An avid racer since age ten, Linc owned several boats before One Up, including a Laser, a Soling, an Evelyn 26 and a Merit 25. In addition to active membership at Fayerweather (where he has served as Sailing Committee Chair) and Cedar Point Yacht Club in Westport, CT (where he’s been a Governor in charge of Races & Regattas), Linc is a member of the Windjammers Sailing Club and the Off Soundings Club. He’s a frequent participant in local and regional regattas and race weeks like Block and Key West. He’s worked on PHRF committees of the Yacht Racing Association of Long Island Sound and the Eastern Connecticut Sailing Association, and served as ECSA’s Chief Handicapper. A certified IRC measurer and US Sailing Club Race Officer, he is currently ECSA’s Rear Commodore. Unsurprisingly, Linc’s Facebook page indicates his favorite sport is sailboat racing…and identifies his favorite activity as “racing sailboats.”

“I’ve known Lincoln for about 30 years,” said John McArthur of Stratford, a Past Commodore of Cedar Point YC. “We were competitors in Fayerweather Yacht Club’s Wednesday night series. He had a Soling, which really wasn’t the kind of boat that was raced on Wednesday nights, but it’s what he had so that’s what he did. I had a one-off custom 27-footer called a Devillard 27, and we became friends from talking across the water. Our friendship really started to become strong in the ’90s, when Linc had a yellow Evelyn 26 named Brazen. I think he also had a Sonar between Brazen and the Merit 25, which was named Audacity. He’d also sail with us on a friend’s J/24 when we were looking for crew. I talked him into joining Cedar Point Yacht Club, and he joined around 2004 when he bought his Wyliecat.” “Lincoln and I were competitors, although we sometimes ended up sailing on one another’s boat,” said McArthur. “The first time I raced with him was at Block Island Race Week in 2003. At age 56 or 57 I was the youngest guy on the boat, and I was called ‘the kid.’ I raced on One Up at Key West Race Week in 2009. Bruce Kuryla from Port Milford Marina towed the boat to Key West, and we won our division. Linc has also raced on my J/30, Smiles, in two Annapolis NOOD Regattas. At our second NOOD, a good friend – a longtime crewmember – had a massive heart attack while we were preparing for the regatta. Lincoln’s friendship and support were very valuable, and he helped us get through a rough time. Linc took over for me on the ECSA PHRF Committee in the mid-90s. After serving as the Fayerweather representative, he became the ECSA Chief Handicapper and served for several years.”

“Linc’s a good guy,” McArthur continued. “He’s very opinionated, like most of us, but he’s fun to sail with. He has a very good sense of humor, he’s easy to relate to, and we share similar interests. We pick on one another pretty regularly, even when we’re competing. We get along very well…but his cigars are really annoying! During the winter months we often get involved in projects, either on his boat or my boat, just to keep us out of trouble.
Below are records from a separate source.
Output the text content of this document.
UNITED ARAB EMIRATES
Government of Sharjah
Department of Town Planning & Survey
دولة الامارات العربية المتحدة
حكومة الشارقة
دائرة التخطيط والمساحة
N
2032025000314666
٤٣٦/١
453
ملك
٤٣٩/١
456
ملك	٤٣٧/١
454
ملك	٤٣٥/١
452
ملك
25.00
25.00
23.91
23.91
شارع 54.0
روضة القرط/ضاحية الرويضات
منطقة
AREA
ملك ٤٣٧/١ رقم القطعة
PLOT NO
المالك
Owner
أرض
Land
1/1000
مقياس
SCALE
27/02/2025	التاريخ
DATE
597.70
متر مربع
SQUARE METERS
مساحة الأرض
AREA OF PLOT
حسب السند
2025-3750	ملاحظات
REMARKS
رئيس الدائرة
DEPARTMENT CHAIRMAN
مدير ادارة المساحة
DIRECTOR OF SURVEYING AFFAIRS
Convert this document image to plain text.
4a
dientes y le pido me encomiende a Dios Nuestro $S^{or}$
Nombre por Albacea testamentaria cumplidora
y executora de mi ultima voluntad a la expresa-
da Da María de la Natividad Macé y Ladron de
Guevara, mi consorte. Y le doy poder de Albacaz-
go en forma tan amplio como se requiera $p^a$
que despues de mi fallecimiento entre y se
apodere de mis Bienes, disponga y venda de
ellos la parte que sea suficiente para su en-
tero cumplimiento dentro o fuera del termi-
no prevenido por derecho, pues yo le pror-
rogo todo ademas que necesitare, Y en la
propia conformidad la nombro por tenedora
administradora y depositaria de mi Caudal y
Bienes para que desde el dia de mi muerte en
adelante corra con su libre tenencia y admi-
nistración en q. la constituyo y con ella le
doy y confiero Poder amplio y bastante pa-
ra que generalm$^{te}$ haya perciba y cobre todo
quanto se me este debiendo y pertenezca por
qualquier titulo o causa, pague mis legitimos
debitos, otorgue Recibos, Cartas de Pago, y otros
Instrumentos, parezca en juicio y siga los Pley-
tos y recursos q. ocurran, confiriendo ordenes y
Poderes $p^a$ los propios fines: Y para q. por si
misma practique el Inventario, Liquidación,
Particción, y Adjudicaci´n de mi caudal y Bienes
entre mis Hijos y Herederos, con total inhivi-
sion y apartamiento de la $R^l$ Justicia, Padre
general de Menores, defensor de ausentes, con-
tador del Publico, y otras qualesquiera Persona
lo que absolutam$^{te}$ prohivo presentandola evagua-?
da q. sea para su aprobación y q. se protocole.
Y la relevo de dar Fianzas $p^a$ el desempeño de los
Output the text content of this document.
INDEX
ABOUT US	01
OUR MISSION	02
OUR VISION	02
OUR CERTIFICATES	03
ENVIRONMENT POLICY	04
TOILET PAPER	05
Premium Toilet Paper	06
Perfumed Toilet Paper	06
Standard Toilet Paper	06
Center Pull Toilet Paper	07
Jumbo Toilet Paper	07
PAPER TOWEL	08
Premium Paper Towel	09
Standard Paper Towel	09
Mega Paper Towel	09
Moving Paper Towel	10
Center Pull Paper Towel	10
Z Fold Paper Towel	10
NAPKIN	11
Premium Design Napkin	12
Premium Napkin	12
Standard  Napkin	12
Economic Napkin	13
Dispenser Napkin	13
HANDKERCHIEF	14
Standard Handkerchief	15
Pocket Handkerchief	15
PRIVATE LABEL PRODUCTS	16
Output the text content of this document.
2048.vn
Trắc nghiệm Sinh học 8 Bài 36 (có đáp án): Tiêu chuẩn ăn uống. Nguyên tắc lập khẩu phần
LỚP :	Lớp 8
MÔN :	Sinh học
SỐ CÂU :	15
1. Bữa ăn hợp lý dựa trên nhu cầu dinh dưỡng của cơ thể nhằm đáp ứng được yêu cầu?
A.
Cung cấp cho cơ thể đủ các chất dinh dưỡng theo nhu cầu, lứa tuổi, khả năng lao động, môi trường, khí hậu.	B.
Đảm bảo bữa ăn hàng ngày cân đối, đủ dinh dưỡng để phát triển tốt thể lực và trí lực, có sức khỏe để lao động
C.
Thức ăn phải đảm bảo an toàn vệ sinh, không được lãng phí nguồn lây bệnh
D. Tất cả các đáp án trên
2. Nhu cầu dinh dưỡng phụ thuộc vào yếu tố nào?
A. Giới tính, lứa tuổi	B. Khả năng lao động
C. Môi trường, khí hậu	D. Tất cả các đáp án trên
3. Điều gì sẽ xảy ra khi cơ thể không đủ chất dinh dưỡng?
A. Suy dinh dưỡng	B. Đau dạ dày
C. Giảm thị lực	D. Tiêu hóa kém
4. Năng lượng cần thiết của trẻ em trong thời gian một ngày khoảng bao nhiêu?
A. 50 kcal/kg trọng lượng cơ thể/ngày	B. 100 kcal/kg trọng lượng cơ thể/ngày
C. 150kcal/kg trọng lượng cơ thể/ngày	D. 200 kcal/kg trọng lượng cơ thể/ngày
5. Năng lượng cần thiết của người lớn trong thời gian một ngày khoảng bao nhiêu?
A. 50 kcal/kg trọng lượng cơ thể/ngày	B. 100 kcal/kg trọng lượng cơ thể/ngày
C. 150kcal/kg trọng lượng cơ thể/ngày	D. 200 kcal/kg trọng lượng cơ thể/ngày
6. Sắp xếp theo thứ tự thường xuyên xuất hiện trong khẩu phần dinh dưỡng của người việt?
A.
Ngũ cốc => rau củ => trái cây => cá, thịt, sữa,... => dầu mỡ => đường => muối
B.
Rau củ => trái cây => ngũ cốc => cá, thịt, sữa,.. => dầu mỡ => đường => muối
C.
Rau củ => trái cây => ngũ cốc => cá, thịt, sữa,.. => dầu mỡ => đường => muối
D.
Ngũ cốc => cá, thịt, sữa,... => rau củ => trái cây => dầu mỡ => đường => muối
He has access to a machine shop, so we’re always making things for the boats. He’s always there to help whenever I put my boat in, and I’m there when he puts his in. We have a lot of fun, although there’s a lot that I can’t talk about!”

Linc is especially keen on sharing his passion for sailing with young people, and the Cedar Point YC Junior PHRF Team has sailed One Up in the Dorade and Beach Point Overnight races with him aboard as safety advisor. A photo on the CPYC website, taken in 2005, shows Linc and several young sailors wearing tiedyed One Up t-shirts. Linc’s Facebook page also reveals that one of his Music favorites is Ry Cooder, a slide guitar virtuoso known for an acerbic wit. We relish the thought of youthful ears being introduced to classic Cooder albums like Paradise and Lunch and Chicken Skin Music (each recorded, in all likelihood, before most CPYC juniors’ parents were born) during those overnight races with Linc, naturally, savoring a fine cigar. If more young people had an opportunity to sail with such a hip, enthusiastic mentor, the future of our sport would be bright indeed.